Saturday, March 05, 2011

COLUMN: Glad that Bob Seger is still the same

Back in the early ’90s I met a guy whom you might refer to as an inveterate hipster. He wore black horn-rimmed glasses, had an excellent leather jacket and declared that Bob Seger represented everything — everything! — that was wrong with popular music.

As I recall, he didn’t elaborate — inveterate hipsters are big declarers but not especially prolific elaborators — but I can assume he was of the opinion that, by releasing a series of derivative piano- and saxophone-laden “rock” albums about rocking and being nostalgic about rocking, not necessarily in that order, Seger was single-handedly barring the way for other artists who might otherwise be prone to introducing something vaguely original into the musical zeitgeist. (Hipsters love saying “zeitgeist.”)

My initial response, as a Seger fan, was to be offended. Frankly, I found the guy’s music mostly irresistible; his live mash-up of Chuck Berry’s “Let It Rock” and “Little Queenie” was like a duck-walk on steroids, and forever established Seger in my mind as a dedicated bearer of the rock ’n’ roll torch — one of “Chuck’s children,” as Seger himself referred to Berry’s disciples in “Rock and Roll Never Forgets.”

It probably didn’t hurt that I picked up my affection for Seger from my father, who played Seger’s “Stranger In Town” LP early and often during the late ’70s. My dad had a proclivity for keeping up with popular music; Seger, The Eagles and Rod Stewart were all favorites, despite his advanced age — 35, give or take — and it separated him from most of my friends’ parents, whose stations always seemed tuned to The Music Of Your Life, whatever (and whosever life) that was.

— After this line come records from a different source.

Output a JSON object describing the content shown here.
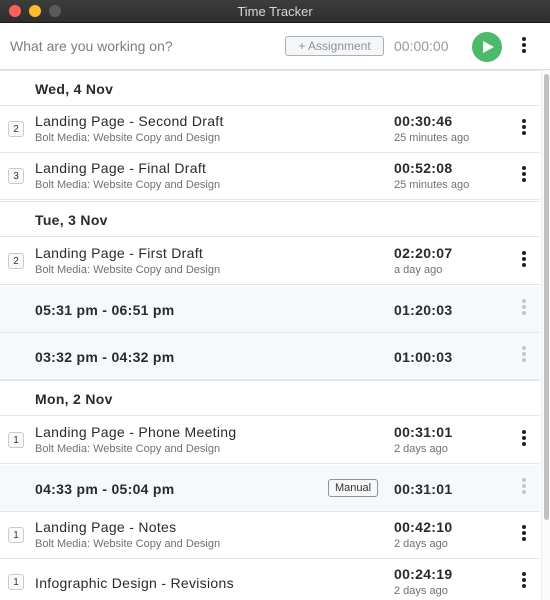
{
  "window": {
    "title": "Time Tracker"
  },
  "toolbar": {
    "task_placeholder": "What are you working on?",
    "assignment_label": "+ Assignment",
    "timer": "00:00:00"
  },
  "days": [
    {
      "label": "Wed, 4 Nov",
      "entries": [
        {
          "count": "2",
          "title": "Landing Page - Second Draft",
          "project": "Bolt Media: Website Copy and Design",
          "duration": "00:30:46",
          "ago": "25 minutes ago"
        },
        {
          "count": "3",
          "title": "Landing Page - Final Draft",
          "project": "Bolt Media: Website Copy and Design",
          "duration": "00:52:08",
          "ago": "25 minutes ago"
        }
      ]
    },
    {
      "label": "Tue, 3 Nov",
      "entries": [
        {
          "count": "2",
          "title": "Landing Page - First Draft",
          "project": "Bolt Media: Website Copy and Design",
          "duration": "02:20:07",
          "ago": "a day ago"
        }
      ],
      "sessions": [
        {
          "range": "05:31 pm - 06:51 pm",
          "duration": "01:20:03"
        },
        {
          "range": "03:32 pm - 04:32 pm",
          "duration": "01:00:03"
        }
      ]
    },
    {
      "label": "Mon, 2 Nov",
      "entries": [
        {
          "count": "1",
          "title": "Landing Page - Phone Meeting",
          "project": "Bolt Media: Website Copy and Design",
          "duration": "00:31:01",
          "ago": "2 days ago"
        },
        {
          "count": "1",
          "title": "Landing Page - Notes",
          "project": "Bolt Media: Website Copy and Design",
          "duration": "00:42:10",
          "ago": "2 days ago"
        },
        {
          "count": "1",
          "title": "Infographic Design - Revisions",
          "project": "",
          "duration": "00:24:19",
          "ago": "2 days ago"
        }
      ],
      "sessions": [
        {
          "range": "04:33 pm - 05:04 pm",
          "duration": "00:31:01",
          "badge": "Manual"
        }
      ]
    }
  ],
  "colors": {
    "play": "#4bba6a",
    "session_bg": "#f6f9fc",
    "divider": "#e4e6e8"
  },
  "icons": [
    "play-icon",
    "more-vertical-icon"
  ]
}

(An aside: I remember with some pride the time my friend Mark heard the opening chords of Journey’s “Escape” album and bounded up our stairs to find my father studiously reading the lyrics on the record sleeve; Mark was both delighted and flummoxed to find an adult who had somehow managed to avoid fogey-hood — it was like coming across a four-leaf clover, or a unicorn.)

Despite all that history, though, I’ll admit that eventually, not long after the hipster encounter —maybe because of it? — I found myself losing faith in Seger’s rock bona fides. Looking back, I had to admit that as the ’80s wound down, each of Seger’s albums had started to sound vaguely — OK, exactly — like the album before, just a little less so. (Quick, tell me the difference between “The Fire Inside” and “Like a Rock.” See?) In 1995 he released “It’s A Mystery,” which went gold despite the fact that nobody remembers it, and then he went on an 11-year sabbatical, and I can’t say I missed him that much.

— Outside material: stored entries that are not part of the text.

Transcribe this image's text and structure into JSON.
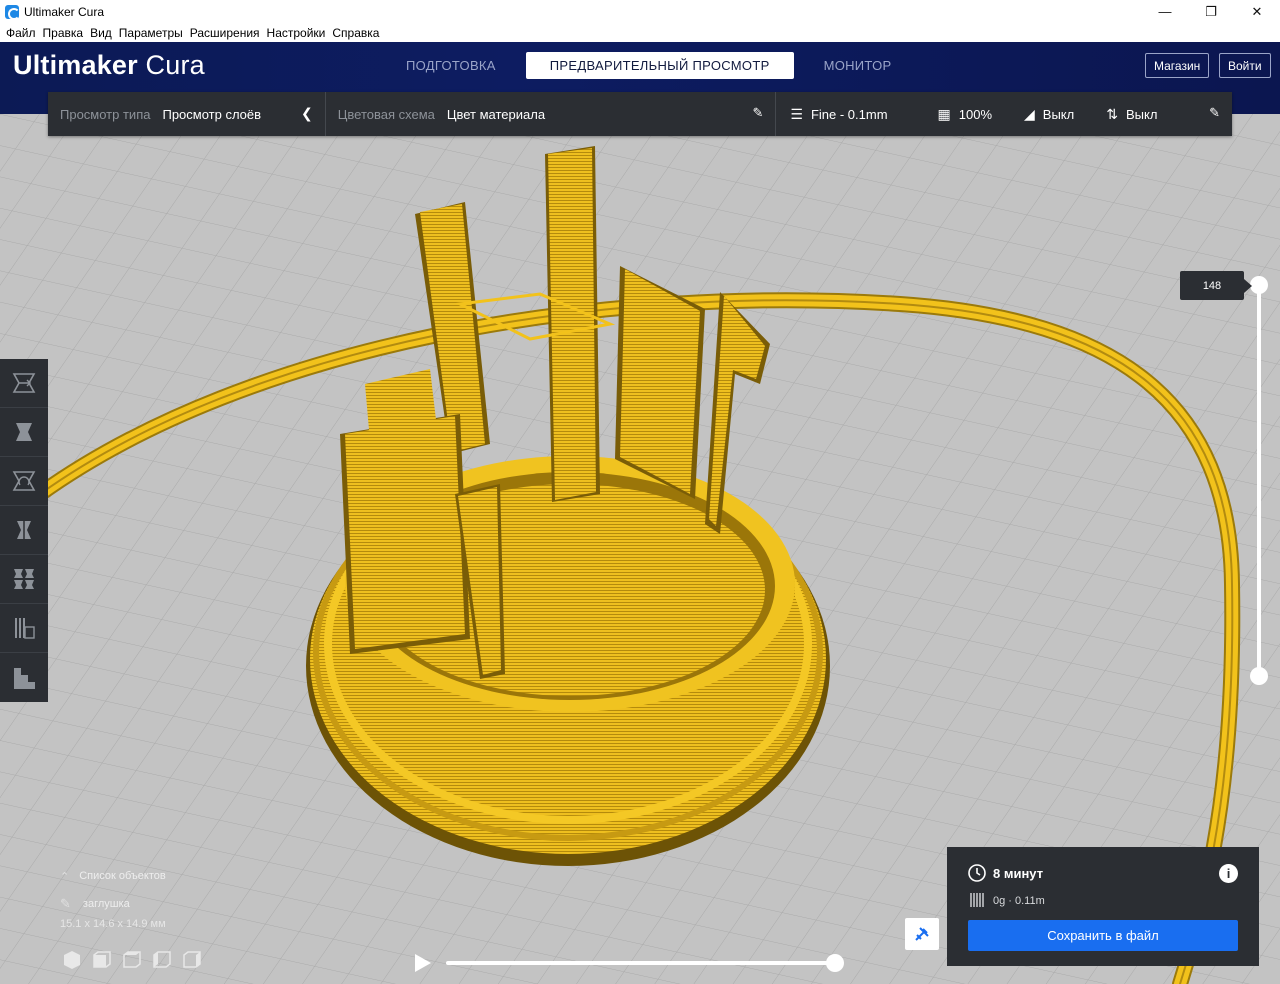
{
  "window": {
    "title": "Ultimaker Cura"
  },
  "menu": [
    "Файл",
    "Правка",
    "Вид",
    "Параметры",
    "Расширения",
    "Настройки",
    "Справка"
  ],
  "brand": {
    "bold": "Ultimaker",
    "light": " Cura"
  },
  "stages": [
    {
      "label": "ПОДГОТОВКА",
      "active": false
    },
    {
      "label": "ПРЕДВАРИТЕЛЬНЫЙ ПРОСМОТР",
      "active": true
    },
    {
      "label": "МОНИТОР",
      "active": false
    }
  ],
  "header_buttons": {
    "marketplace": "Магазин",
    "signin": "Войти"
  },
  "viewbar": {
    "view_type_label": "Просмотр типа",
    "view_type_value": "Просмотр слоёв",
    "color_scheme_label": "Цветовая схема",
    "color_scheme_value": "Цвет материала",
    "profile": "Fine - 0.1mm",
    "infill": "100%",
    "support": "Выкл",
    "adhesion": "Выкл"
  },
  "layer_slider": {
    "current": "148"
  },
  "objects": {
    "header": "Список объектов",
    "name": "заглушка",
    "dimensions": "15.1 x 14.6 x 14.9 мм"
  },
  "output": {
    "time": "8 минут",
    "material": "0g · 0.11m",
    "save_label": "Сохранить в файл"
  },
  "colors": {
    "accent": "#196ef0",
    "header": "#0c1a55",
    "panel": "#2b2e33",
    "filament": "#f2c21b"
  }
}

At least I didn’t think I did, until 2006, when he released “Face the Promise,” and I was surprised to find myself inexplicably thrilled. I thought I had long relegated Seger to the pile of artists whom I had moved on from some time after college, right next to Billy Joel, Phil Collins and squarely on top of Huey Lewis. But I got the new album anyway, and though his rasp was a little croakier, it was as appealing as ever — and lo and behold, at age 60, his once-premature nostalgia finally made perfect sense.

It was also enough to make me revisit his old catalog, and wouldn’t you know it, it held up. Sure, “The Horizontal Bop” is just silly (if not downright juvenile), and we’re best to forget “Shakedown,” his biggest pop hit and only one without the Silver Bullet Band, whom we can only assume he dismissed because he was embarrassed about singing what should have been a Glenn Frey song. But “Sunspot Baby” still has that same bluesy drive; the live “Katmandu” retains its appealing frenzy; and the hits — “Night Moves,” “Against the Wind,” “Hollywood Nights” — evoke, well, yes, nostalgia, but also affection for an era when radio-friendly music at least tried to rock and roll.

The reason I bring all this up, of course, is that Bob Seger and the Silver Bullet Band recently announced another national tour, and he’ll be bringing his creaky 65-year-old self to Boston’s TD Garden in April. Wherever that hipster is today, he might say that the fact Seger still sells out arenas, where aging fans can wear their too-tight concert T-shirts and shake their fists to his bland rock retreads, represents everything that’s wrong with popular music today.

Tickets go on sale Saturday. Maybe my dad would like to go with me.